# Eating at waxstock!



## 204driver (Aug 27, 2008)

As we all know spending money is Hungry work! Just wondering what there is food wise at the show? Is it just the catering unit on the floorplan or is there more outside? Just thinking of my belly!


----------



## Dodo Factory (Apr 11, 2007)

There will be three catering units there, strategically placed. They will cover off a wide range of food and snacks.
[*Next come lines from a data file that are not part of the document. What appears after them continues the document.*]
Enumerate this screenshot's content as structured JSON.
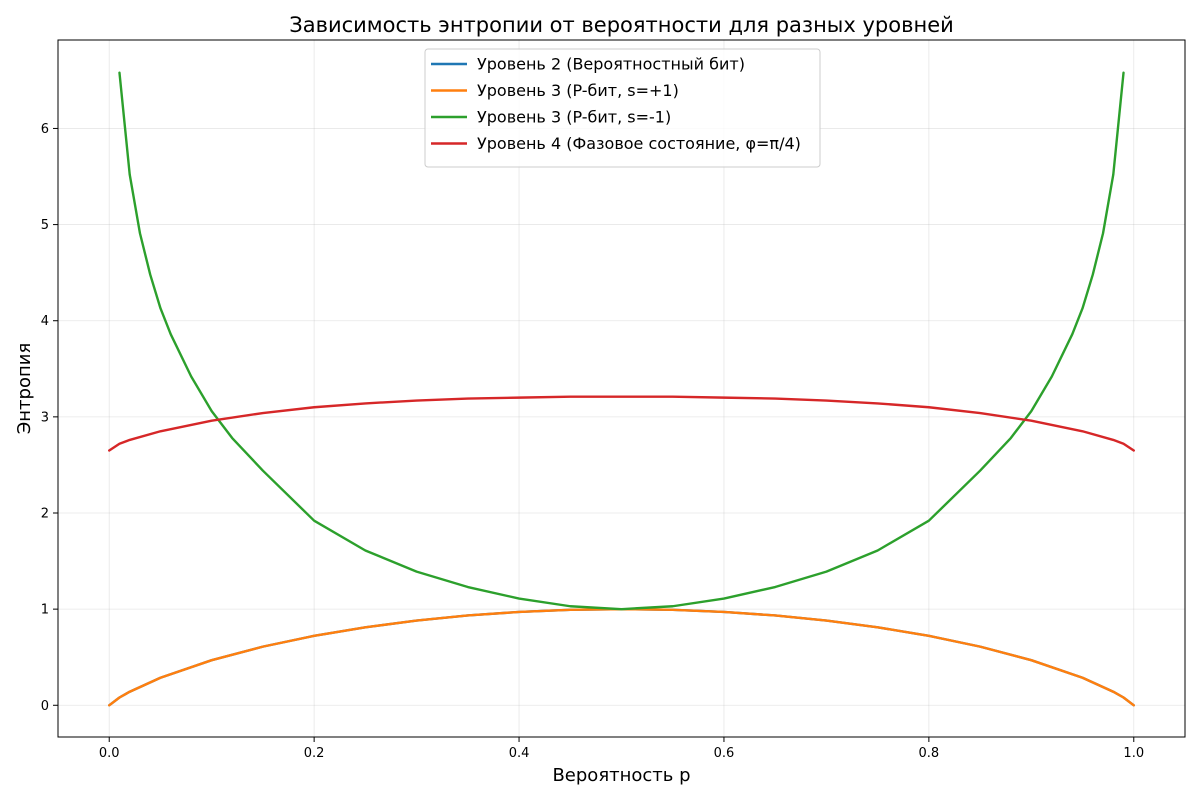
{
  "chart_data": {
    "type": "line",
    "title": "Зависимость энтропии от вероятности для разных уровней",
    "xlabel": "Вероятность p",
    "ylabel": "Энтропия",
    "xlim": [
      -0.05,
      1.05
    ],
    "ylim": [
      -0.33,
      6.92
    ],
    "x_ticks": [
      0.0,
      0.2,
      0.4,
      0.6,
      0.8,
      1.0
    ],
    "x_tick_labels": [
      "0.0",
      "0.2",
      "0.4",
      "0.6",
      "0.8",
      "1.0"
    ],
    "y_ticks": [
      0,
      1,
      2,
      3,
      4,
      5,
      6
    ],
    "y_tick_labels": [
      "0",
      "1",
      "2",
      "3",
      "4",
      "5",
      "6"
    ],
    "grid": true,
    "legend_position": "top-center",
    "series": [
      {
        "name": "Уровень 2 (Вероятностный бит)",
        "color": "#1f77b4",
        "x": [
          0.0,
          0.01,
          0.02,
          0.05,
          0.1,
          0.15,
          0.2,
          0.25,
          0.3,
          0.35,
          0.4,
          0.45,
          0.5,
          0.55,
          0.6,
          0.65,
          0.7,
          0.75,
          0.8,
          0.85,
          0.9,
          0.95,
          0.98,
          0.99,
          1.0
        ],
        "y": [
          0.0,
          0.081,
          0.141,
          0.286,
          0.469,
          0.61,
          0.722,
          0.811,
          0.881,
          0.934,
          0.971,
          0.993,
          1.0,
          0.993,
          0.971,
          0.934,
          0.881,
          0.811,
          0.722,
          0.61,
          0.469,
          0.286,
          0.141,
          0.081,
          0.0
        ]
      },
      {
        "name": "Уровень 3 (P-бит, s=+1)",
        "color": "#ff7f0e",
        "x": [
          0.0,
          0.01,
          0.02,
          0.05,
          0.1,
          0.15,
          0.2,
          0.25,
          0.3,
          0.35,
          0.4,
          0.45,
          0.5,
          0.55,
          0.6,
          0.65,
          0.7,
          0.75,
          0.8,
          0.85,
          0.9,
          0.95,
          0.98,
          0.99,
          1.0
        ],
        "y": [
          0.0,
          0.081,
          0.141,
          0.286,
          0.469,
          0.61,
          0.722,
          0.811,
          0.881,
          0.934,
          0.971,
          0.993,
          1.0,
          0.993,
          0.971,
          0.934,
          0.881,
          0.811,
          0.722,
          0.61,
          0.469,
          0.286,
          0.141,
          0.081,
          0.0
        ]
      },
      {
        "name": "Уровень 3 (P-бит, s=-1)",
        "color": "#2ca02c",
        "x": [
          0.01,
          0.02,
          0.03,
          0.04,
          0.05,
          0.06,
          0.08,
          0.1,
          0.12,
          0.15,
          0.2,
          0.25,
          0.3,
          0.35,
          0.4,
          0.45,
          0.5,
          0.55,
          0.6,
          0.65,
          0.7,
          0.75,
          0.8,
          0.85,
          0.88,
          0.9,
          0.92,
          0.94,
          0.95,
          0.96,
          0.97,
          0.98,
          0.99
        ],
        "y": [
          6.58,
          5.52,
          4.91,
          4.48,
          4.13,
          3.86,
          3.42,
          3.06,
          2.78,
          2.44,
          1.92,
          1.61,
          1.39,
          1.23,
          1.11,
          1.03,
          1.0,
          1.03,
          1.11,
          1.23,
          1.39,
          1.61,
          1.92,
          2.44,
          2.78,
          3.06,
          3.42,
          3.86,
          4.13,
          4.48,
          4.91,
          5.52,
          6.58
        ]
      },
      {
        "name": "Уровень 4 (Фазовое состояние, φ=π/4)",
        "color": "#d62728",
        "x": [
          0.0,
          0.01,
          0.02,
          0.05,
          0.1,
          0.15,
          0.2,
          0.25,
          0.3,
          0.35,
          0.4,
          0.45,
          0.5,
          0.55,
          0.6,
          0.65,
          0.7,
          0.75,
          0.8,
          0.85,
          0.9,
          0.95,
          0.98,
          0.99,
          1.0
        ],
        "y": [
          2.65,
          2.72,
          2.76,
          2.85,
          2.96,
          3.04,
          3.1,
          3.14,
          3.17,
          3.19,
          3.2,
          3.21,
          3.21,
          3.21,
          3.2,
          3.19,
          3.17,
          3.14,
          3.1,
          3.04,
          2.96,
          2.85,
          2.76,
          2.72,
          2.65
        ]
      }
    ]
  }
}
Your belly won't be disappointed


----------



## Leemack (Mar 6, 2009)

Sod the food, wheres the bar


----------



## mdswente (Sep 24, 2010)

Your never far from a McHeart Attack...


----------



## Dodo Factory (Apr 11, 2007)

There's even a bar for Lee


----------



## Leemack (Mar 6, 2009)

Woo hoo 

Insert Party smiley here.....


----------



## The Doctor (Sep 11, 2007)

Luckily the bar looks to be next to our stand so not far to walk (or maybe crawl) for the next pint!!


----------



## Ross (Apr 25, 2007)

Don,t eat any wax or you could be 'waxing lyrical'


----------



## -Kev- (Oct 30, 2007)

are you planning to be standing up at all on sunday Lee?


----------



## Leemack (Mar 6, 2009)

For the first few hours yeah but as ive got help ill be nosey and hanging around the bar area - Ive already said it, networking Lol


----------



## -Kev- (Oct 30, 2007)

:lol:


----------